The study is the largest and most comprehensive ever done on the mechanism of kidney damage in near drowning-patients immersed in seawater. Previous studies only looked at a few patients.

The Rambam physician scientists reviewed the medical records of 95 Rambam patients who nearly drowned in the Mediterranean Sea and were treated at the hospital between 2000-2017.

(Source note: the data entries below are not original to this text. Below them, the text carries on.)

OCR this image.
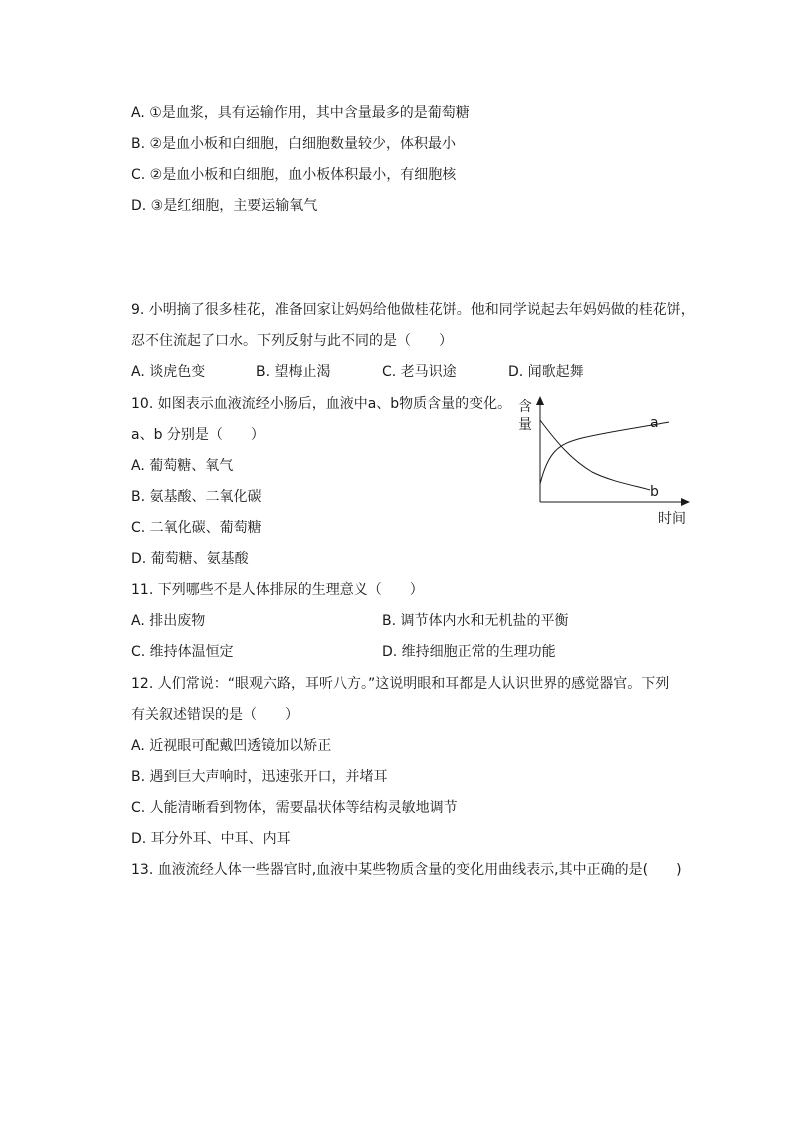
A. ①是血浆，具有运输作用，其中含量最多的是葡萄糖
B. ②是血小板和白细胞，白细胞数量较少，体积最小
C. ②是血小板和白细胞，血小板体积最小，有细胞核
D. ③是红细胞，主要运输氧气
9. 小明摘了很多桂花，准备回家让妈妈给他做桂花饼。他和同学说起去年妈妈做的桂花饼，
忍不住流起了口水。下列反射与此不同的是（　　）
A. 谈虎色变	B. 望梅止渴	C. 老马识途	D. 闻歌起舞
10. 如图表示血液流经小肠后，血液中a、b物质含量的变化。
a、b 分别是（　　）
A. 葡萄糖、氧气
B. 氨基酸、二氧化碳
C. 二氧化碳、葡萄糖
D. 葡萄糖、氨基酸
含
量	a
b
时间
11. 下列哪些不是人体排尿的生理意义（　　）
A. 排出废物	B. 调节体内水和无机盐的平衡
C. 维持体温恒定	D. 维持细胞正常的生理功能
12. 人们常说：“眼观六路，耳听八方。”这说明眼和耳都是人认识世界的感觉器官。下列
有关叙述错误的是（　　）
A. 近视眼可配戴凹透镜加以矫正
B. 遇到巨大声响时，迅速张开口，并堵耳
C. 人能清晰看到物体，需要晶状体等结构灵敏地调节
D. 耳分外耳、中耳、内耳
13. 血液流经人体一些器官时,血液中某些物质含量的变化用曲线表示,其中正确的是(　　)
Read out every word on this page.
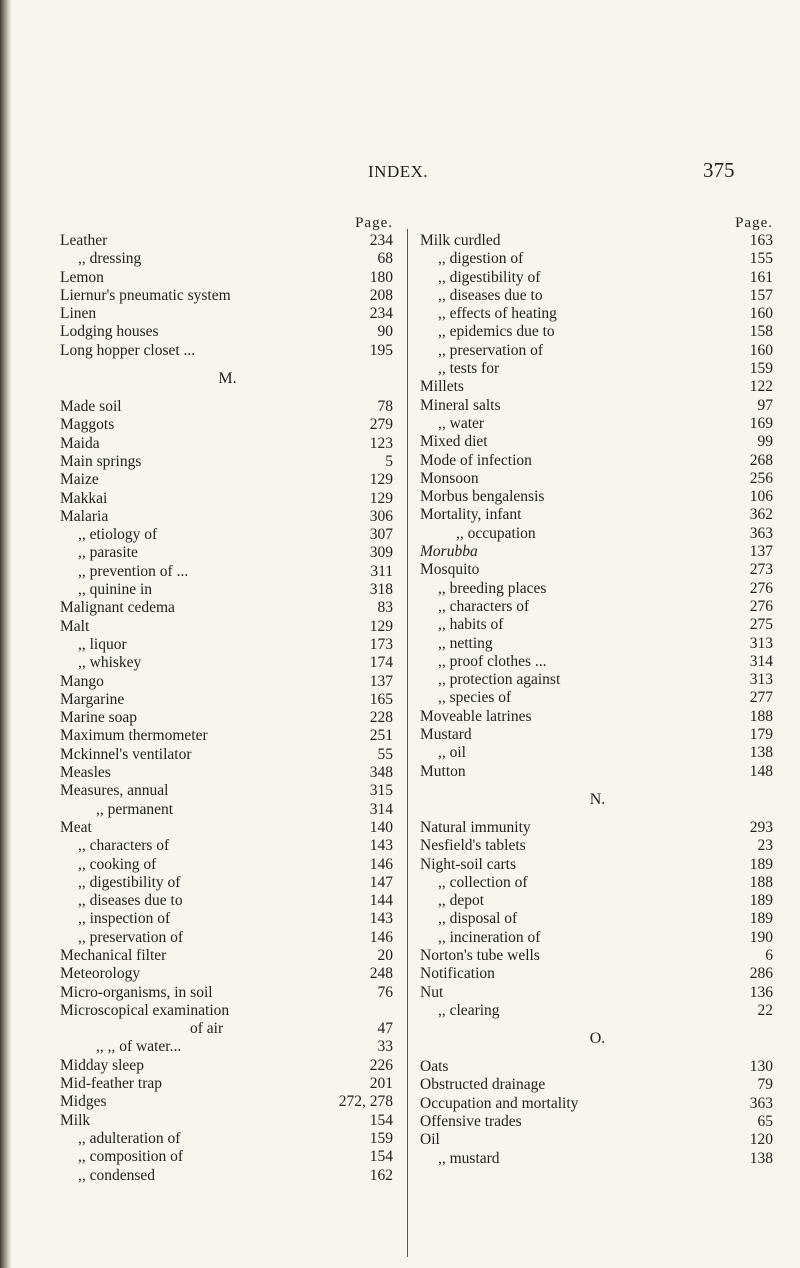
INDEX.	375
Page.
Leather	234
,, dressing	68
Lemon	180
Liernur's pneumatic system	208
Linen	234
Lodging houses	90
Long hopper closet ...	195
M.
Made soil	78
Maggots	279
Maida	123
Main springs	5
Maize	129
Makkai	129
Malaria	306
,, etiology of	307
,, parasite	309
,, prevention of ...	311
,, quinine in	318
Malignant cedema	83
Malt	129
,, liquor	173
,, whiskey	174
Mango	137
Margarine	165
Marine soap	228
Maximum thermometer	251
Mckinnel's ventilator	55
Measles	348
Measures, annual	315
,, permanent	314
Meat	140
,, characters of	143
,, cooking of	146
,, digestibility of	147
,, diseases due to	144
,, inspection of	143
,, preservation of	146
Mechanical filter	20
Meteorology	248
Micro-organisms, in soil	76
Microscopical examination
of air	47
,, ,, of water...	33
Midday sleep	226
Mid-feather trap	201
Midges	272, 278
Milk	154
,, adulteration of	159
,, composition of	154
,, condensed	162
Page.
Milk curdled	163
,, digestion of	155
,, digestibility of	161
,, diseases due to	157
,, effects of heating	160
,, epidemics due to	158
,, preservation of	160
,, tests for	159
Millets	122
Mineral salts	97
,, water	169
Mixed diet	99
Mode of infection	268
Monsoon	256
Morbus bengalensis	106
Mortality, infant	362
,, occupation	363
Morubba	137
Mosquito	273
,, breeding places	276
,, characters of	276
,, habits of	275
,, netting	313
,, proof clothes ...	314
,, protection against	313
,, species of	277
Moveable latrines	188
Mustard	179
,, oil	138
Mutton	148
N.
Natural immunity	293
Nesfield's tablets	23
Night-soil carts	189
,, collection of	188
,, depot	189
,, disposal of	189
,, incineration of	190
Norton's tube wells	6
Notification	286
Nut	136
,, clearing	22
O.
Oats	130
Obstructed drainage	79
Occupation and mortality	363
Offensive trades	65
Oil	120
,, mustard	138
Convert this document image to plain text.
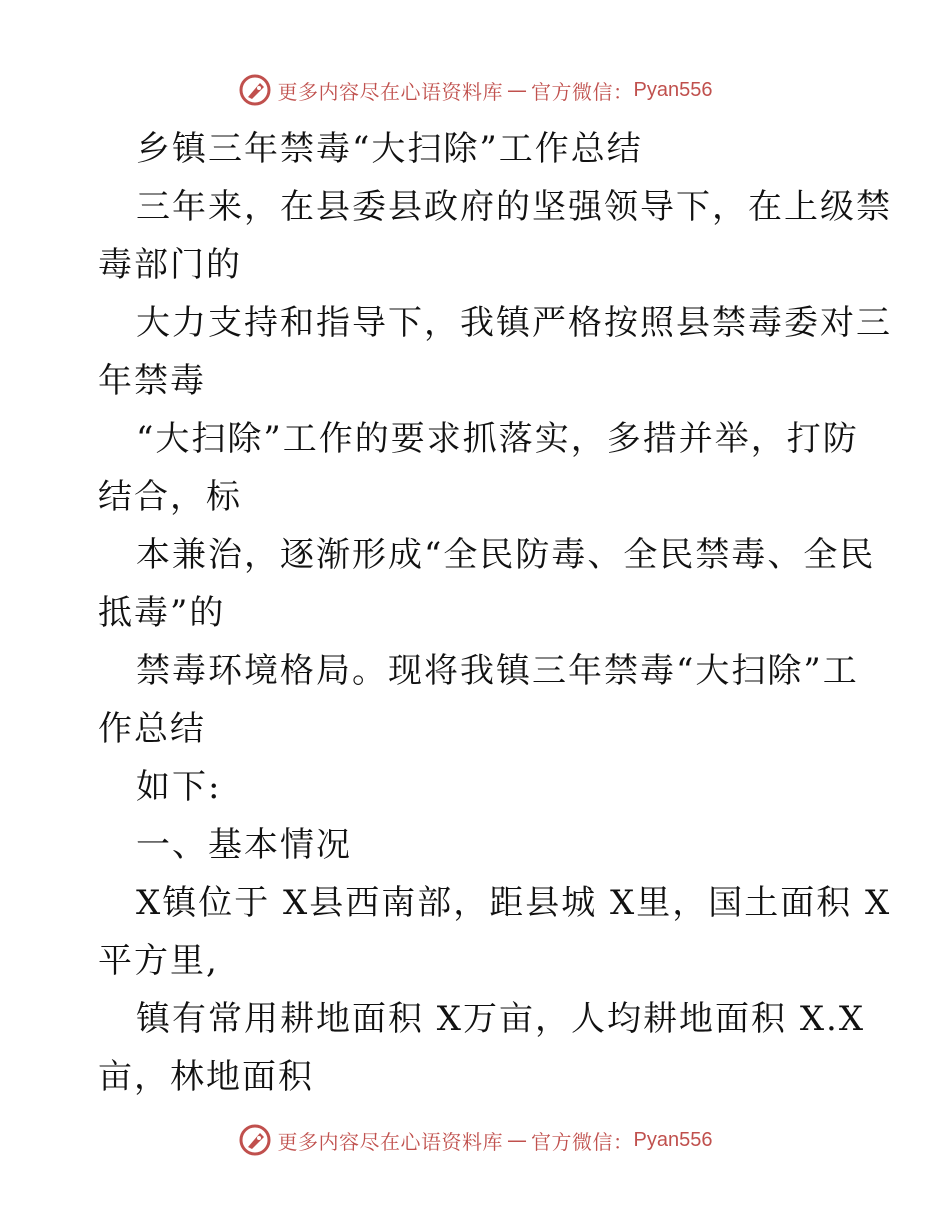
更多内容尽在心语资料库 — 官方微信： Pyan556
乡镇三年禁毒“大扫除”工作总结
三年来，在县委县政府的坚强领导下，在上级禁
毒部门的
大力支持和指导下，我镇严格按照县禁毒委对三
年禁毒
“大扫除”工作的要求抓落实，多措并举，打防
结合，标
本兼治，逐渐形成“全民防毒、全民禁毒、全民
抵毒”的
禁毒环境格局。现将我镇三年禁毒“大扫除”工
作总结
如下:
一、基本情况
X镇位于 X县西南部，距县城 X里，国土面积 X
平方里,
镇有常用耕地面积 X万亩，人均耕地面积 X.X
亩，林地面积
更多内容尽在心语资料库 — 官方微信： Pyan556
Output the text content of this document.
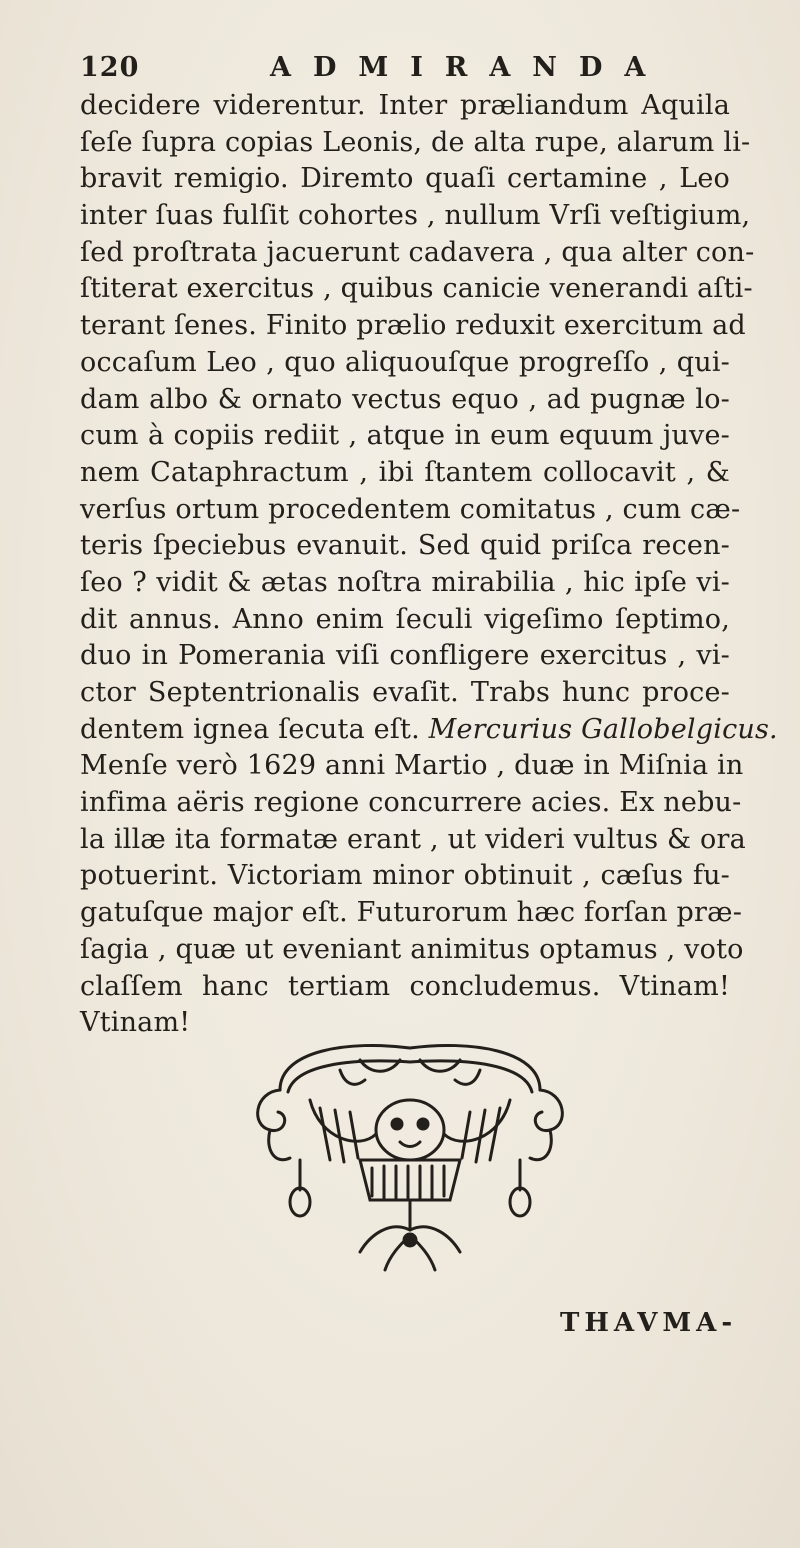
120	ADMIRANDA
decidere viderentur. Inter præliandum Aquila
ſeſe ſupra copias Leonis, de alta rupe, alarum li-
bravit remigio. Diremto quaſi certamine , Leo
inter ſuas fulſit cohortes , nullum Vrſi veſtigium,
ſed proſtrata jacuerunt cadavera , qua alter con-
ſtiterat exercitus , quibus canicie venerandi aſti-
terant ſenes. Finito prælio reduxit exercitum ad
occaſum Leo , quo aliquouſque progreſſo , qui-
dam albo & ornato vectus equo , ad pugnæ lo-
cum à copiis rediit , atque in eum equum juve-
nem Cataphractum , ibi ſtantem collocavit , &
verſus ortum procedentem comitatus , cum cæ-
teris ſpeciebus evanuit. Sed quid priſca recen-
ſeo ? vidit & ætas noſtra mirabilia , hic ipſe vi-
dit annus. Anno enim ſeculi vigeſimo ſeptimo,
duo in Pomerania viſi confligere exercitus , vi-
ctor Septentrionalis evaſit. Trabs hunc proce-
dentem ignea ſecuta eſt. Mercurius Gallobelgicus.
Menſe verò 1629 anni Martio , duæ in Miſnia in
infima aëris regione concurrere acies. Ex nebu-
la illæ ita formatæ erant , ut videri vultus & ora
potuerint. Victoriam minor obtinuit , cæſus fu-
gatuſque major eſt. Futurorum hæc forſan præ-
ſagia , quæ ut eveniant animitus optamus , voto
claſſem hanc tertiam concludemus. Vtinam!
Vtinam!
THAVMA-
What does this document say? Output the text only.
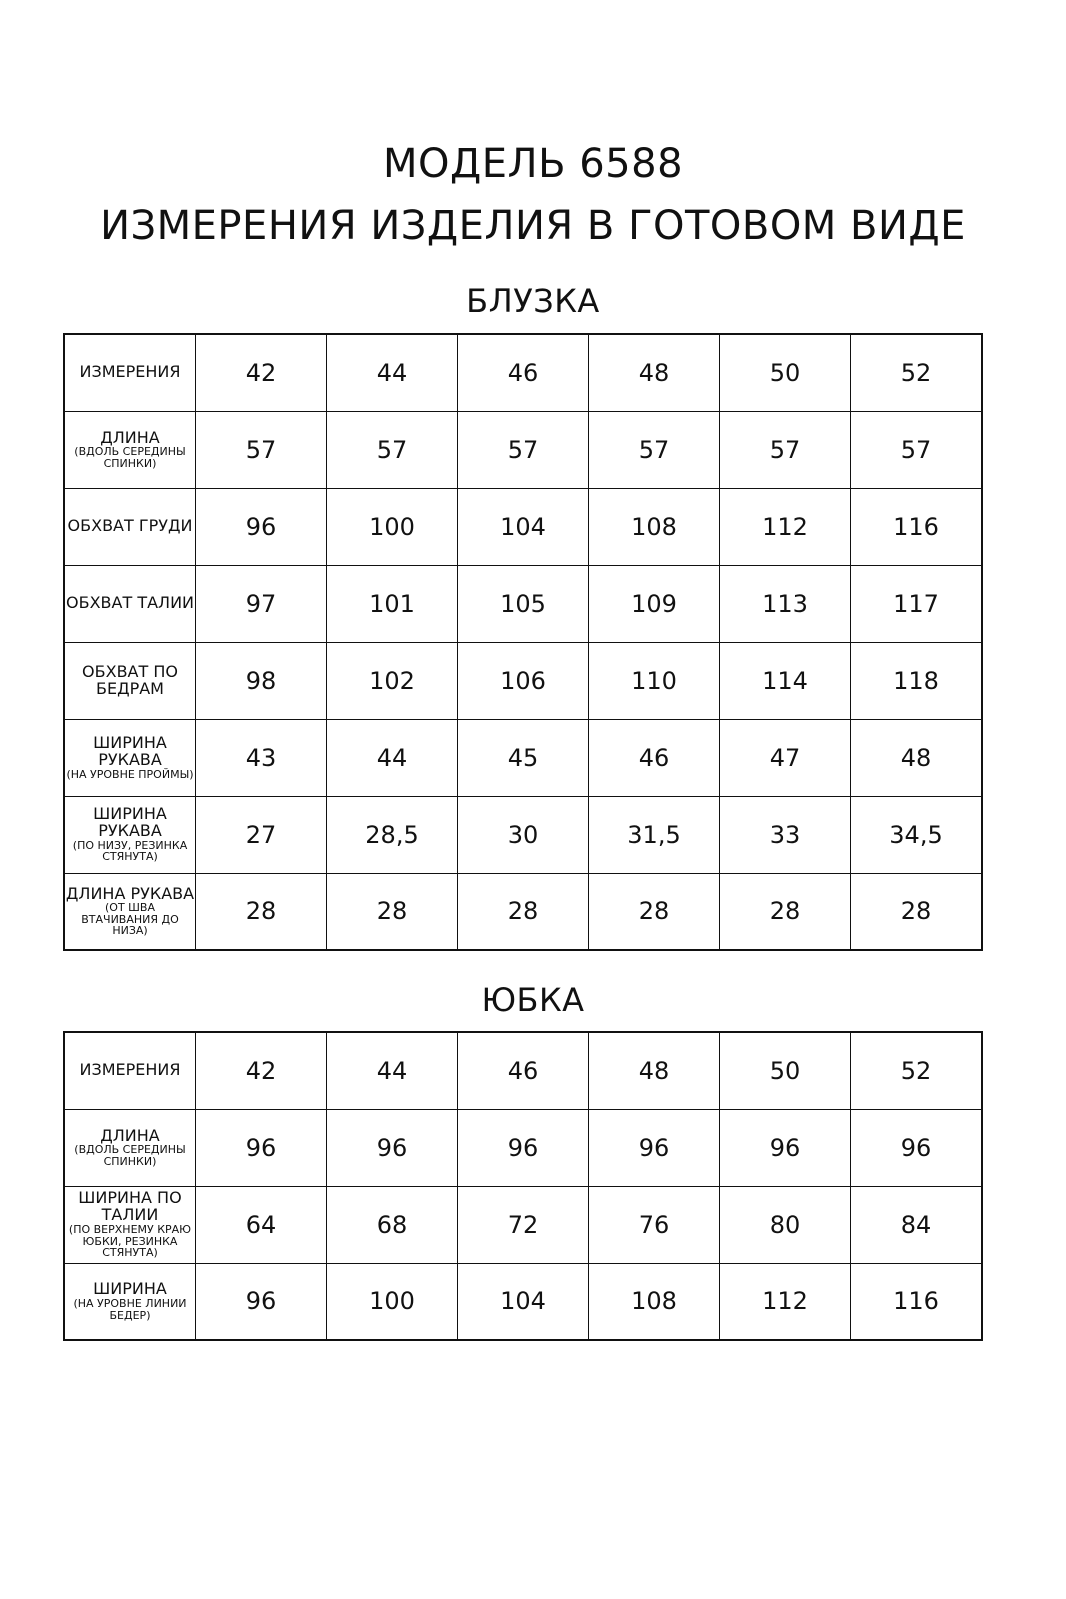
МОДЕЛЬ 6588
ИЗМЕРЕНИЯ ИЗДЕЛИЯ В ГОТОВОМ ВИДЕ
БЛУЗКА
ИЗМЕРЕНИЯ	42	44	46	48	50	52

ДЛИНА
(ВДОЛЬ СЕРЕДИНЫ СПИНКИ)	57	57	57	57	57	57

ОБХВАТ ГРУДИ	96	100	104	108	112	116

ОБХВАТ ТАЛИИ	97	101	105	109	113	117

ОБХВАТ ПО БЕДРАМ	98	102	106	110	114	118

ШИРИНА РУКАВА
(НА УРОВНЕ ПРОЙМЫ)	43	44	45	46	47	48

ШИРИНА РУКАВА
(ПО НИЗУ, РЕЗИНКА СТЯНУТА)	27	28,5	30	31,5	33	34,5

ДЛИНА РУКАВА
(ОТ ШВА ВТАЧИВАНИЯ ДО НИЗА)	28	28	28	28	28	28
ЮБКА
ИЗМЕРЕНИЯ	42	44	46	48	50	52

ДЛИНА
(ВДОЛЬ СЕРЕДИНЫ СПИНКИ)	96	96	96	96	96	96

ШИРИНА ПО ТАЛИИ
(ПО ВЕРХНЕМУ КРАЮ ЮБКИ, РЕЗИНКА СТЯНУТА)	64	68	72	76	80	84

ШИРИНА
(НА УРОВНЕ ЛИНИИ БЕДЕР)	96	100	104	108	112	116
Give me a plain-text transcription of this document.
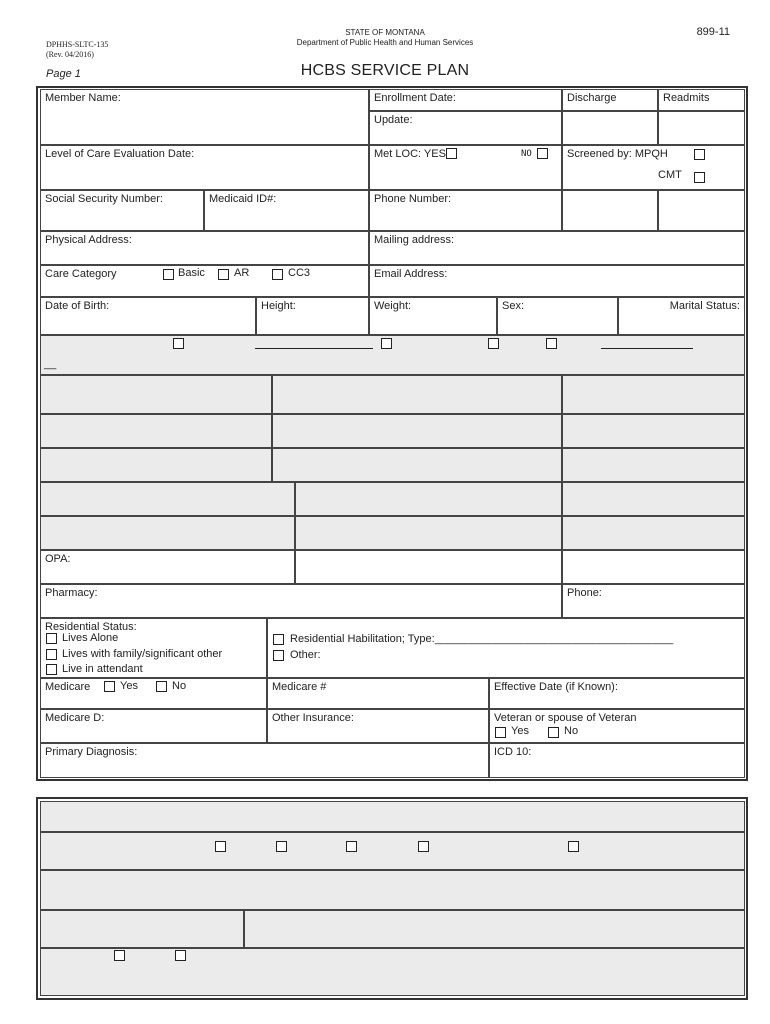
DPHHS-SLTC-135
(Rev. 04/2016)
STATE OF MONTANA
Department of Public Health and Human Services
899-11
Page 1	HCBS SERVICE PLAN
Member Name:	Enrollment Date:
Update:
Discharge	Readmits
Level of Care Evaluation Date:	Met LOC: YES	NO	Screened by: MPQH
CMT
Social Security Number:	Medicaid ID#:	Phone Number:
Physical Address:	Mailing address:
Care Category	Basic	AR	CC3	Email Address:
Date of Birth:	Height:	Weight:	Sex:	Marital Status:
__
OPA:
Pharmacy:	Phone:
Residential Status:
Lives Alone
Lives with family/significant other
Live in attendant
Residential Habilitation; Type:_______________________________________
Other:
Medicare	Yes	No	Medicare #	Effective Date (if Known):
Medicare D:	Other Insurance:	Veteran or spouse of Veteran
Yes	No
Primary Diagnosis:	ICD 10:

Forty-three patients (45 percent) developed AKI, with 17 reaching an advanced stage of disease (stage 2/3) as indicated by reduced urine output and a high increase in creatinine levels in the blood. Creatinine levels normalized within 120 hours in the stage 2/3 group and within 72 hours in the stage 1 group. Patients with stage 2/3 AKI were more likely to require mechanical respiration and treatment in an intensive care unit (ICU) and had a higher mortality rate, often from multi-organ failure.

The researchers concluded that AKI is a common complication of near-drowning associated with increased hospital mortality, and that it may be more common in males.

The main causes of kidney damage appear to be a temporary lack of oxygen, combined with the victims' physiological fight-or-flight response of increased heart rate, very high blood sugar levels, constriction of kidney blood vessels, reduced potassium levels, and an increased demand for oxygen.

The researchers recommend further studies of near-drowning patients at risk for developing AKI, as well as treating and monitoring patients by restoring oxygen levels throughout the body, maintaining proper dilation of kidney blood vessels, and other medical practices to prevent kidney complications.